The Beef code-generation is reference data aware and will generate the appropriate code appropriately. This leverages the underlying CoreEx.RefData
runtime capabilities to enable.
When the code generation is used to create an entity, any properties that are marked up with the RefDataType
attribute will have code generated to enable multiple options to access the reference data values.
There will be a single field and two properties (where Xxx
is the name of the reference data item) generated. The Serialization Identifier (SID) is the selected value used for actual over the wire serialization.
Additionally, if there is a need for the reference data Text
to also be made available within the entity as a read-only property then the property can be marked up with the RefDataText
attribute. The property will only be serialized when the ExecutionContext.IsTextSerializationEnabled
is set to true
(automatically performed where URL query string contains '$text=true'). The reason this is not the default behaviour is that it is believed that these should generally be retrieved and cached (further minimizes payload size).
Name | Description |
---|---|
_xxxSid |
This is the private Serialization Identifier (SID) field used internally to store the XxxSid value. |
XxxSid |
This is the Serialization Identifier (SID) that is used where serializing the reference data value; this is generally the unique reference data Code . As per sample below this property has the JsonPropertyNameAttribute specified so that this property is marked for serialization. |
XxxText |
The related reference data text (where optionally enabled). This will return the appropriate Text only when selected to do so. |
Xxx |
This is the reference data object (inherits from ReferenceDataBaseEx ) that provides the rich capabilities that a developer would typically interact with internally within the underlying business logic. This value is never serialized. This is casted from the _xxxSid when referenced; this will force the underlying reference data to be loaded (lazy) on first access. This will result in a small performance cost, although this data is generally cached so for most access this is not an issue. |
The following represents a snippet of the generated code for an reference data property named Gender
:
private string? _genderSid;
/// <summary>
/// Gets or sets the <see cref="Gender"/> using the underlying Serialization Identifier (SID).
/// </summary>
[JsonPropertyName("gender")]
public string? GenderSid { get => _genderSid; set => SetValue(ref _genderSid, value); }
/// <summary>
/// Gets the corresponding <see cref="Gender"/> text (read-only where selected).
/// </summary>
public string? GenderText => RefDataNamespace.Gender.GetRefDataText(_genderSid);
/// <summary>
/// Gets or sets the Gender (see <see cref="RefDataNamespace.Gender"/>).
/// </summary>
[DebuggerBrowsable(DebuggerBrowsableState.Never)]
[JsonIgnore]
public RefDataNamespace.Gender? Gender { get => _genderSid; set => SetValue(ref _genderSid, value); }
There are multiple means that a developer would typically interact with reference data; for example:
// Accessing the 'Sid' directly will bypass the object casting (and corresponding load) and offers a small performance benefit.
person.GenderSid = "M";
// Casting from string to reference data item is supported (will result in reference data load + cache on first access).
person.Gender = "M";
// Other properties can be accessed directly making the developer experience more natural.

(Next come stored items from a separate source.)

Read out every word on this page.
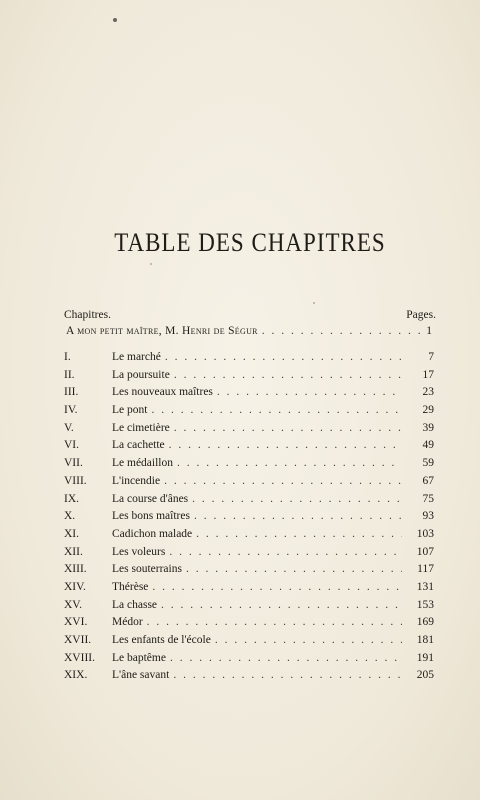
TABLE DES CHAPITRES
Chapitres.	Pages.
A mon petit maître, M. Henri de Ségur . . .	1
I.	Le marché . . .	7
II.	La poursuite . . .	17
III.	Les nouveaux maîtres . . .	23
IV.	Le pont . . .	29
V.	Le cimetière . . .	39
VI.	La cachette . . .	49
VII.	Le médaillon . . .	59
VIII.	L'incendie . . .	67
IX.	La course d'ânes . . .	75
X.	Les bons maîtres . . .	93
XI.	Cadichon malade . . .	103
XII.	Les voleurs . . .	107
XIII.	Les souterrains . . .	117
XIV.	Thérèse . . .	131
XV.	La chasse . . .	153
XVI.	Médor . . .	169
XVII.	Les enfants de l'école . . .	181
XVIII.	Le baptême . . .	191
XIX.	L'âne savant . . .	205
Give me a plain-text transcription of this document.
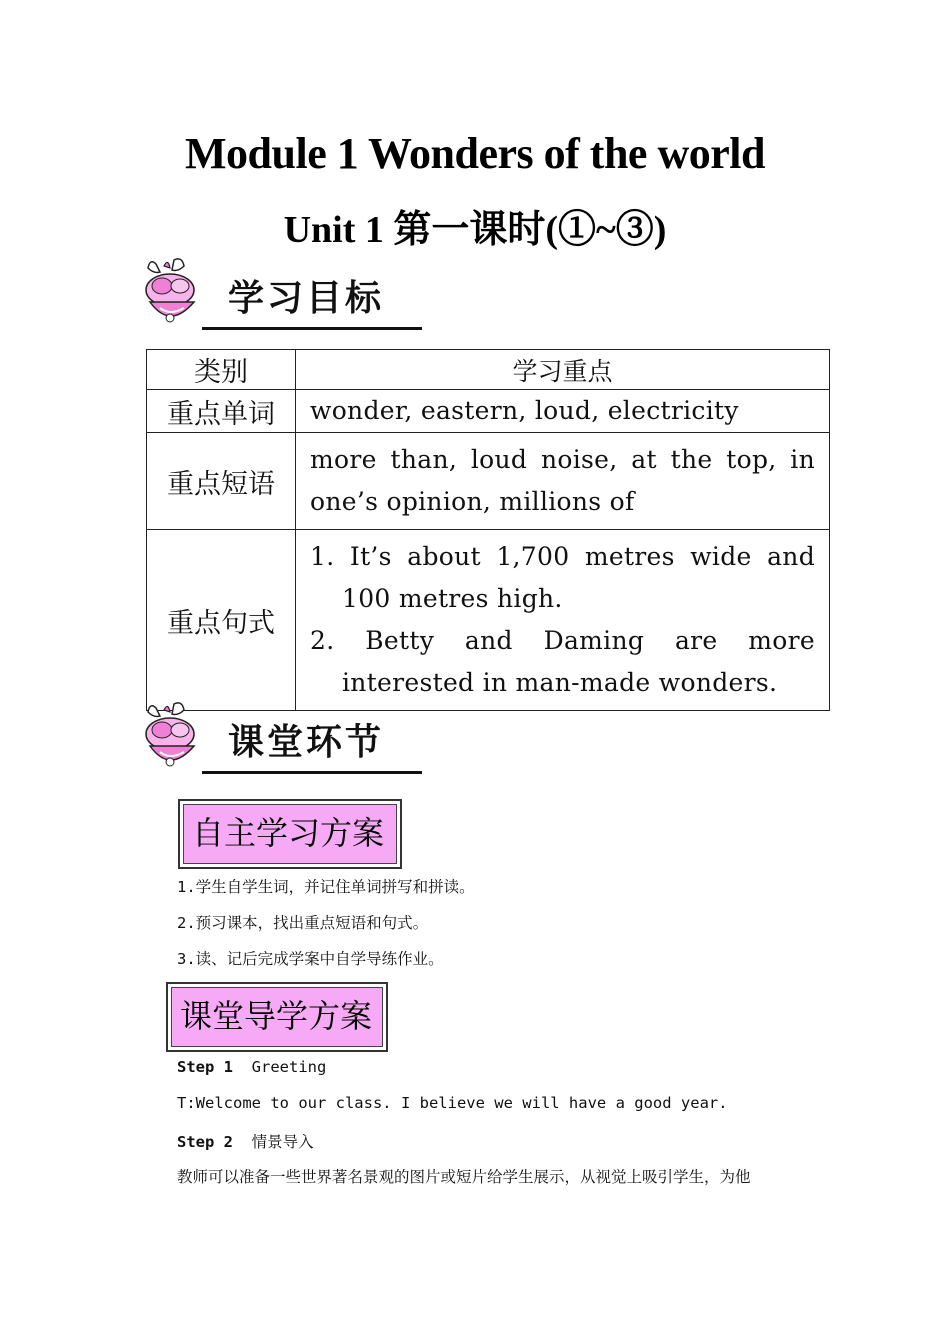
Module 1 Wonders of the world
Unit 1 第一课时(①~③)
学习目标
类别	学习重点
重点单词	wonder, eastern, loud, electricity
重点短语	more than, loud noise, at the top, in one’s opinion, millions of
重点句式	1. It’s about 1,700 metres wide and 100 metres high.
2. Betty and Daming are more interested in man-made wonders.
课堂环节
自主学习方案
1.学生自学生词，并记住单词拼写和拼读。
2.预习课本，找出重点短语和句式。
3.读、记后完成学案中自学导练作业。
课堂导学方案
Step 1 Greeting
T:Welcome to our class. I believe we will have a good year.
Step 2 情景导入
教师可以准备一些世界著名景观的图片或短片给学生展示，从视觉上吸引学生，为他
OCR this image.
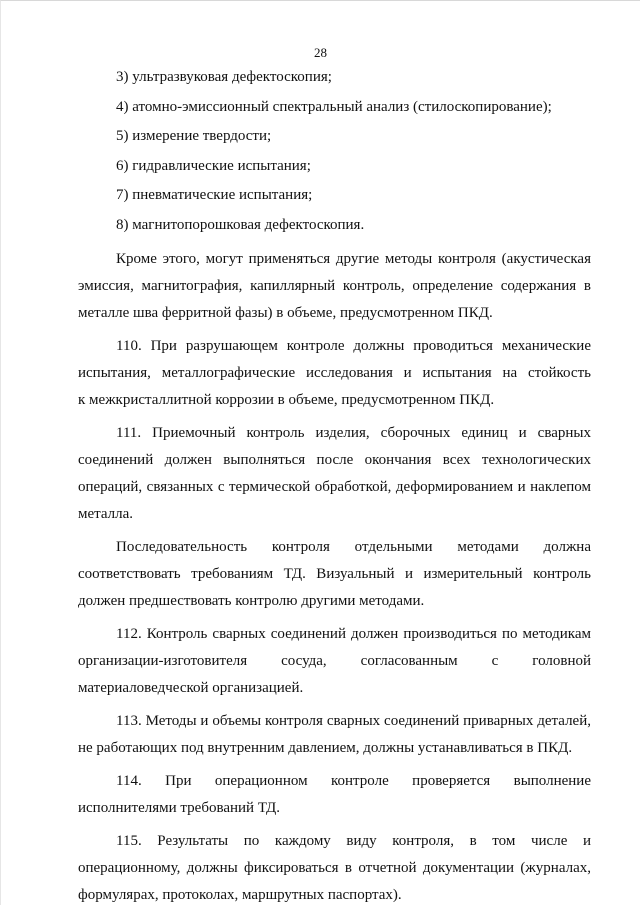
28
3) ультразвуковая дефектоскопия;
4) атомно-эмиссионный спектральный анализ (стилоскопирование);
5) измерение твердости;
6) гидравлические испытания;
7) пневматические испытания;
8) магнитопорошковая дефектоскопия.
Кроме этого, могут применяться другие методы контроля (акустическая
эмиссия, магнитография, капиллярный контроль, определение содержания в
металле шва ферритной фазы) в объеме, предусмотренном ПКД.
110. При разрушающем контроле должны проводиться механические
испытания, металлографические исследования и испытания на стойкость
к межкристаллитной коррозии в объеме, предусмотренном ПКД.
111. Приемочный контроль изделия, сборочных единиц и сварных
соединений должен выполняться после окончания всех технологических
операций, связанных с термической обработкой, деформированием и наклепом
металла.
Последовательность контроля отдельными методами должна
соответствовать требованиям ТД. Визуальный и измерительный контроль
должен предшествовать контролю другими методами.
112. Контроль сварных соединений должен производиться по методикам
организации-изготовителя сосуда, согласованным с головной
материаловедческой организацией.
113. Методы и объемы контроля сварных соединений приварных деталей,
не работающих под внутренним давлением, должны устанавливаться в ПКД.
114. При операционном контроле проверяется выполнение
исполнителями требований ТД.
115. Результаты по каждому виду контроля, в том числе и
операционному, должны фиксироваться в отчетной документации (журналах,
формулярах, протоколах, маршрутных паспортах).
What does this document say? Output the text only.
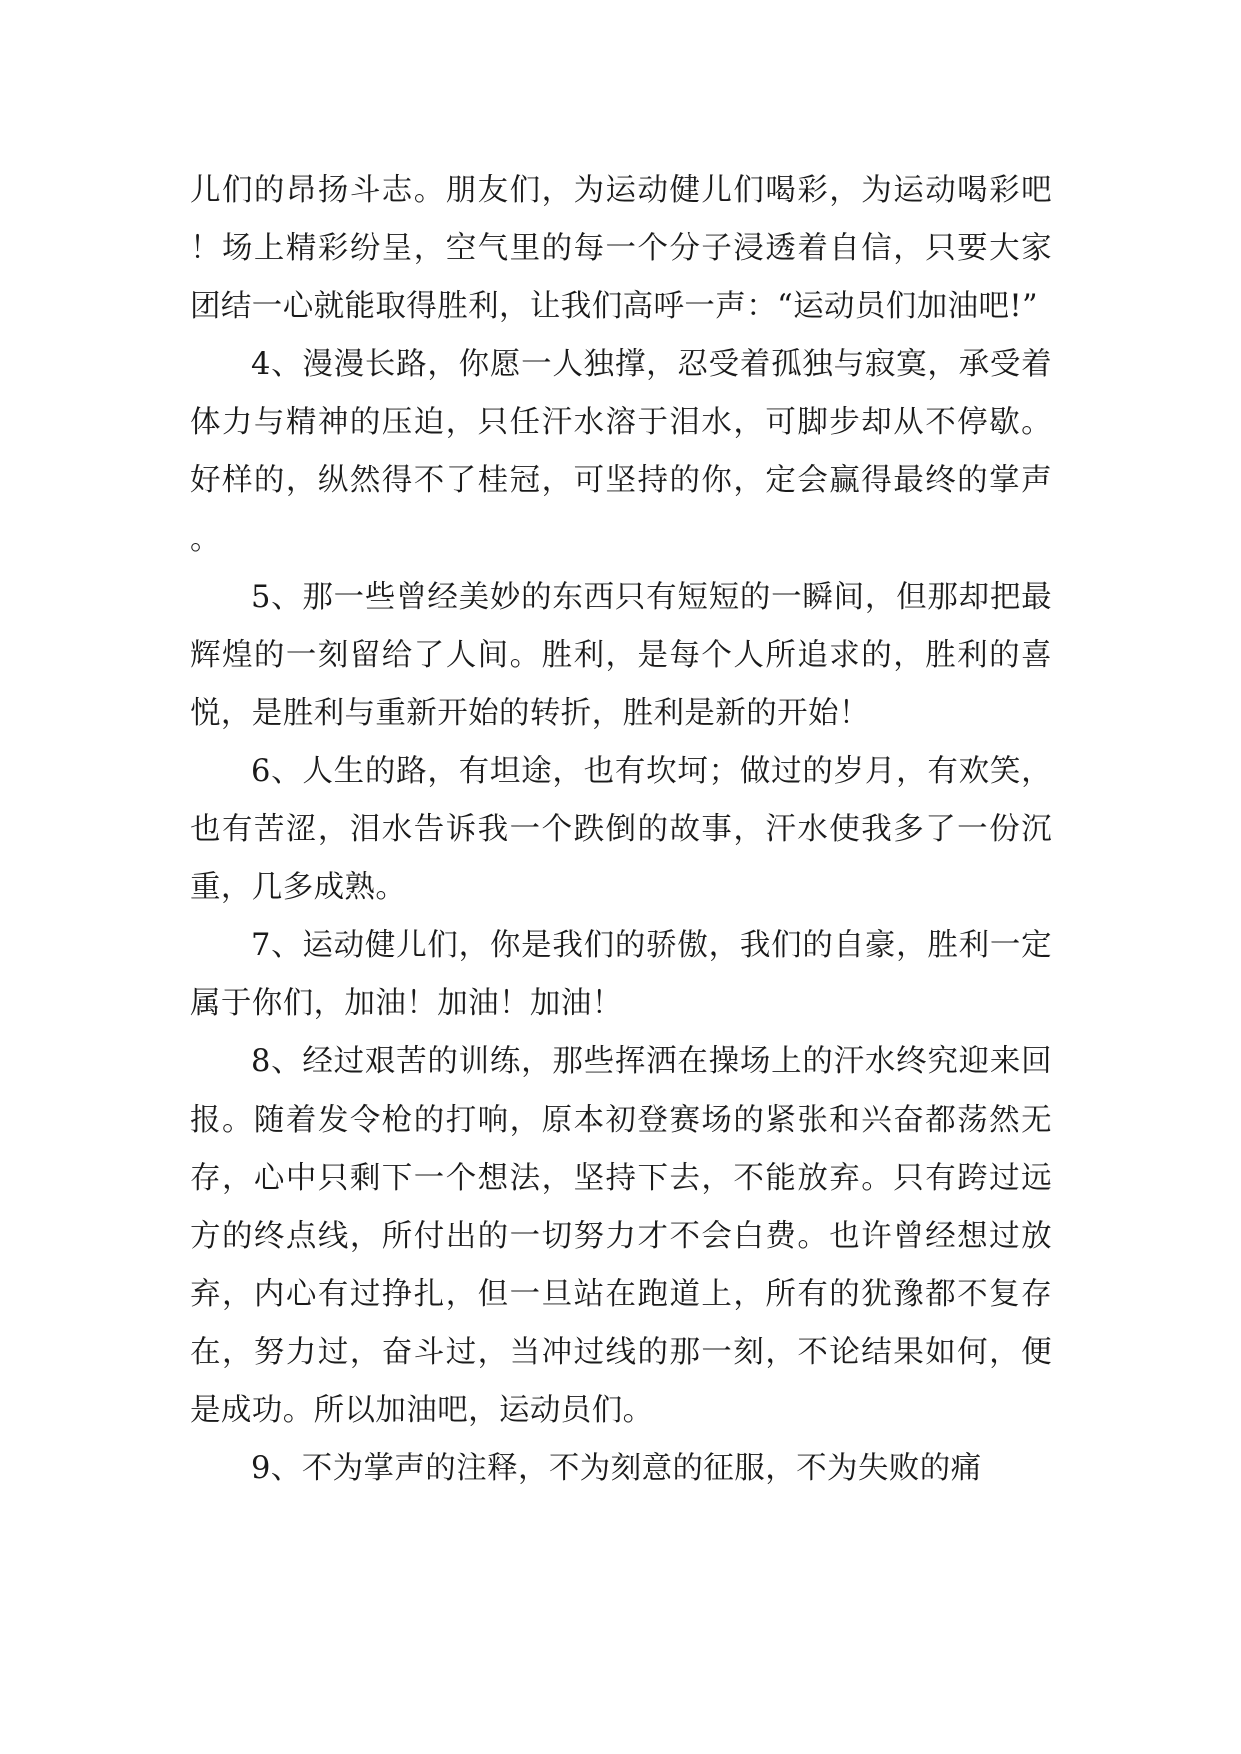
儿们的昂扬斗志。朋友们，为运动健儿们喝彩，为运动喝彩吧！场上精彩纷呈，空气里的每一个分子浸透着自信，只要大家团结一心就能取得胜利，让我们高呼一声：“运动员们加油吧!”

4、漫漫长路，你愿一人独撑，忍受着孤独与寂寞，承受着体力与精神的压迫，只任汗水溶于泪水，可脚步却从不停歇。好样的，纵然得不了桂冠，可坚持的你，定会赢得最终的掌声。

5、那一些曾经美妙的东西只有短短的一瞬间，但那却把最辉煌的一刻留给了人间。胜利，是每个人所追求的，胜利的喜悦，是胜利与重新开始的转折，胜利是新的开始！

6、人生的路，有坦途，也有坎坷；做过的岁月，有欢笑，也有苦涩，泪水告诉我一个跌倒的故事，汗水使我多了一份沉重，几多成熟。

7、运动健儿们，你是我们的骄傲，我们的自豪，胜利一定属于你们，加油！加油！加油！

8、经过艰苦的训练，那些挥洒在操场上的汗水终究迎来回报。随着发令枪的打响，原本初登赛场的紧张和兴奋都荡然无存，心中只剩下一个想法，坚持下去，不能放弃。只有跨过远方的终点线，所付出的一切努力才不会白费。也许曾经想过放弃，内心有过挣扎，但一旦站在跑道上，所有的犹豫都不复存在，努力过，奋斗过，当冲过线的那一刻，不论结果如何，便是成功。所以加油吧，运动员们。

9、不为掌声的注释，不为刻意的征服，不为失败的痛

var text = person.Gender.Text;
// Casting an invalid value will create a dummy reference data item with 'IsInvalid' set to true.
person.Gender = "%";
bool isInvalid = person.Gender.IsInvalid;
The code-generation will create the end-to-end capabilities to expose the reference data entities as APIs, including all the requisite business logic to load data, etc.
See the My.Hr
and MyEf.Hr
solutions for guidance and examples.